Developer Patrick Barrett sues Cambridge over its 20% affordable housing mandate, alleging the policy violates the Fifth Amendment and stalls construction.

By: AXL Media

Published: Feb 26, 2026, 4:22 AM EST

Source: The information in this article was sourced from The Harvard Crimson

Cambridge Developer Files Landmark Lawsuit Challenging Constitutionality of City’s 20% Affordable Housing Mandate - article image
Cambridge Developer Files Landmark Lawsuit Challenging Constitutionality of City’s 20% Affordable Housing Mandate - article image

The Transaction or Development

At the center of the legal dispute is a residential project on Columbia Street led by developer and zoning attorney Patrick W. Barrett III through Columbia St. LLC. The proposed development aims to create approximately 90,000 square feet of new condominiums in Cambridge. However, under the city's current Inclusionary Housing Ordinance (IHO), Barrett would be required to set aside 20% of the units as income-restricted affordable housing.

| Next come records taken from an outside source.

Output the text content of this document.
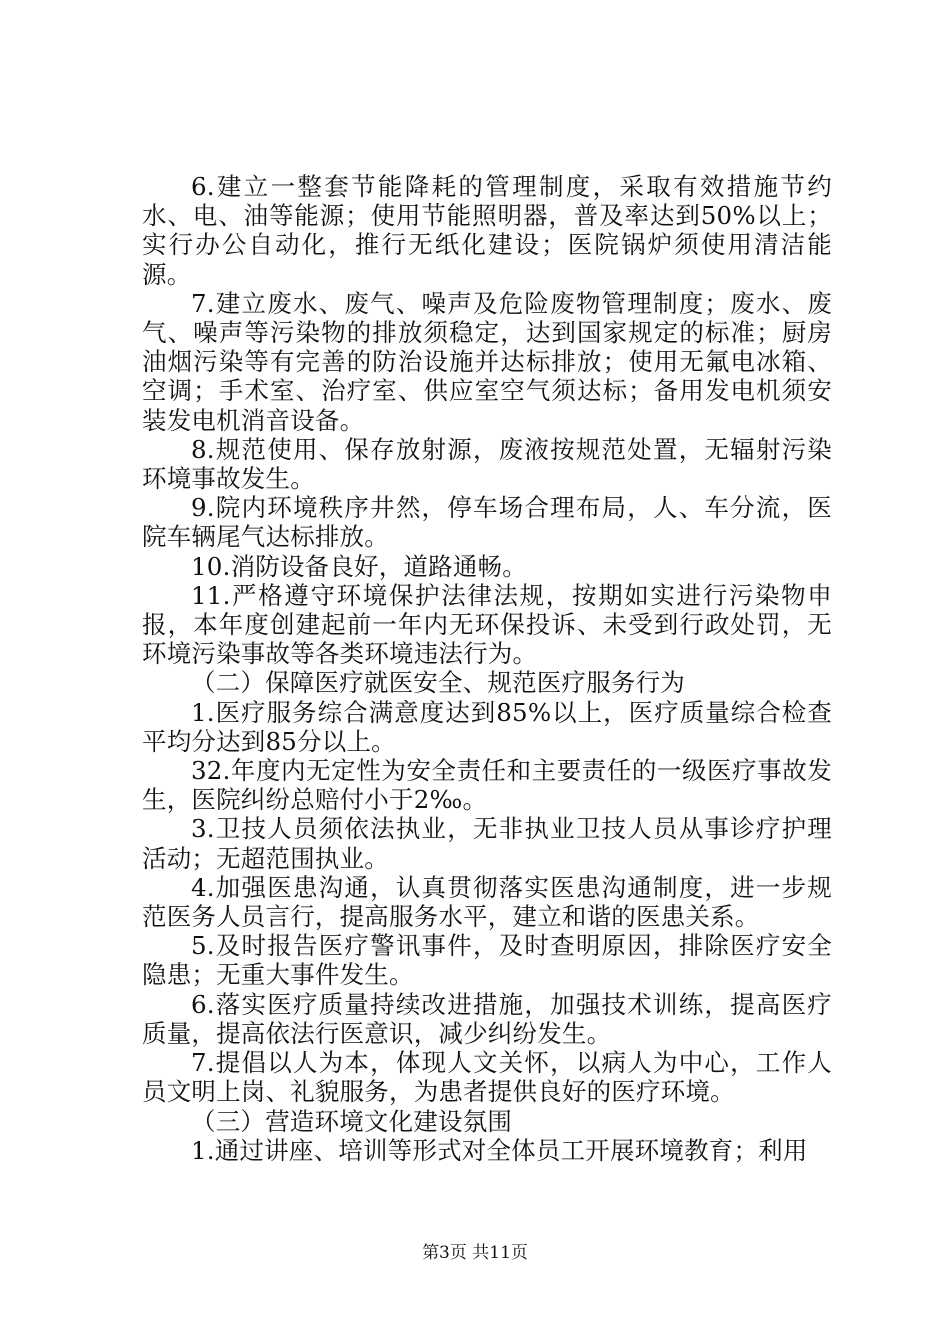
6.建立一整套节能降耗的管理制度，采取有效措施节约水、电、油等能源；使用节能照明器，普及率达到50%以上；实行办公自动化，推行无纸化建设；医院锅炉须使用清洁能源。

7.建立废水、废气、噪声及危险废物管理制度；废水、废气、噪声等污染物的排放须稳定，达到国家规定的标准；厨房油烟污染等有完善的防治设施并达标排放；使用无氟电冰箱、空调；手术室、治疗室、供应室空气须达标；备用发电机须安装发电机消音设备。

8.规范使用、保存放射源，废液按规范处置，无辐射污染环境事故发生。

9.院内环境秩序井然，停车场合理布局，人、车分流，医院车辆尾气达标排放。

10.消防设备良好，道路通畅。

11.严格遵守环境保护法律法规，按期如实进行污染物申报，本年度创建起前一年内无环保投诉、未受到行政处罚，无环境污染事故等各类环境违法行为。

（二）保障医疗就医安全、规范医疗服务行为

1.医疗服务综合满意度达到85%以上，医疗质量综合检查平均分达到85分以上。

32.年度内无定性为安全责任和主要责任的一级医疗事故发生，医院纠纷总赔付小于2‰。

3.卫技人员须依法执业，无非执业卫技人员从事诊疗护理活动；无超范围执业。

4.加强医患沟通，认真贯彻落实医患沟通制度，进一步规范医务人员言行，提高服务水平，建立和谐的医患关系。

5.及时报告医疗警讯事件，及时查明原因，排除医疗安全隐患；无重大事件发生。

6.落实医疗质量持续改进措施，加强技术训练，提高医疗质量，提高依法行医意识，减少纠纷发生。

7.提倡以人为本，体现人文关怀，以病人为中心，工作人员文明上岗、礼貌服务，为患者提供良好的医疗环境。

（三）营造环境文化建设氛围

1.通过讲座、培训等形式对全体员工开展环境教育；利用

第3页 共11页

Barrett argues that this mandate forces developers to surrender fundamental property rights, making the financial viability of such residential projects nearly impossible in the current economic climate.

Regulatory and Competitive Landscape

Cambridge’s inclusionary zoning framework dates back to 1998, when it originally required an 11.5% affordability set-aside for developments exceeding 10 units. The 2017 amendment, which pushed that requirement to 20%, placed Cambridge among the cities with the highest inclusionary thresholds in Massachusetts. Barrett’s suit contends that the city is relying on outdated "nexus" studies to justify these requirements. He argues that the city has failed to prove a direct link between new market-rate residential projects and the specific need for affordable housing that the ordinance intends to mitigate.

Strategic Rationale and Market Impact

Barrett, who has worked in Cambridge for two decades, claims that the 20% threshold has effectively halted his residential building activities. He suggests that while the policy's intent is to maintain socioeconomic diversity, the practical result is a stagnation in the housing supply. The lawsuit notes that land, labor, and construction costs have risen dramatically since the original 1998 nexus study, rendering the current economic assumptions of the ordinance obsolete. If successful, the suit could force a massive reevaluation of how municipalities across the Commonwealth balance affordable housing mandates with private development incentives.